A atividade foi supervisionada e acompanhada pelos Juízes-Corregedores Antônio Carlos de Castro Neves Tavares, que é Coordenador do Grupo de Monitoramento e Fiscalização do Sistema Carcerário do RS (GMF), e Bruno Jacoby de Lamare, servidores do Judiciário e técnicos do Conselho Nacional de Justiça (CNJ), e do Tribunal Superior Eleitoral (TSE).
A Ação Nacional de Identificação Civil e Documentação de Pessoas Privadas de Liberdade é iniciativa do CNJ, por meio do Programa Fazendo Justiça, em parceria com o Programa das Nações Unidas para o Desenvolvimento (PNUD), com apoio do Departamento Penitenciário Nacional. O TSE fornece o software, treinamento para servidores públicos e realiza o armazenamento das informações, na Base de Dados da Identificação Civil Nacional (BDCIN).
A iniciativa visa, fundamentalmente, promover o exercício da cidadania às pessoas privadas de liberdade, com a previsão de que, ao final do ciclo penal, sejam identificadas civilmente e possuam os documentos fundamentais, como CCPF, RG e Registro de Nascimento, permitindo uma melhor ressocialização.
No NUGESP, que abrange 26 Comarcas do Estado, e integra o trabalho dos Poderes Judiciário e Executivo, Ministério Público, Defensoria Pública, OAB, e também o IGP, são realizadas, em média, 70 audiências de custódia por dia.
Funcionamento
Após a realização da audiência de custódia com um juiz, e mantida a prisão, o detento é imediatamente encaminhado a uma sala onde está instalado o equipamento para que se verifique se possui registro na BDCIN, e se as informações ali conferem. Na ausência, é criado um novo cadastro com a tomada da biometria dos dedos, foto e assinatura digital.
Esse perfil entra na base de dados como provisório, e ainda irá passar por verificação e autenticação junto a ouros órgãos. “Todo um processo para que aquele registro possa ser considerado como registro único e ser gerada a documentação necessária”, explica Alcides da Silva Júnior, da área de Tecnologia do TSE.
“O objetivo maior é garantir a cidadania para esse preso, uma vez que ele passa a ter oportunidade de participar de ações de cidadania, acesso à saúde, educação, questão do trabalho. É garantir o direito básico de qualquer cidadão independentemente da situação dele”, afirma Alexandra Luciana Costa, Assessora Técnica do CNJ.

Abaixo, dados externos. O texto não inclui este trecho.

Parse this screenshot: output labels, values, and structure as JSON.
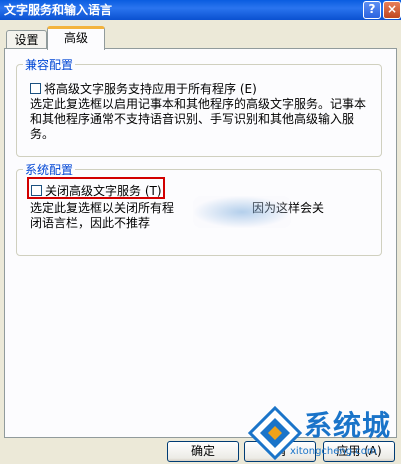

O Juiz Antônio Carlos Tavares reforça a ideia. “É um salto de qualidade na prestação não só jurisdicional, mas na prestação do serviço público a essa parcela da população. São políticas públicas que podem ser postas em prática, há uma maior certeza da identificação daquela pessoa privada de liberdade. É um ganho muito grande”, assegura.
O CNJ distribuiu 195 kits biométricos ao TJRS, de um total de 324 a instituições gaúchas. Conforme o Juiz-Corregedor Antônio Carlos, após o passo inicial no NUGESP, haverá a formalização de um calendário de instalação do hardware e também de formação de capacitação de servidores nas demais comarcas do Estado.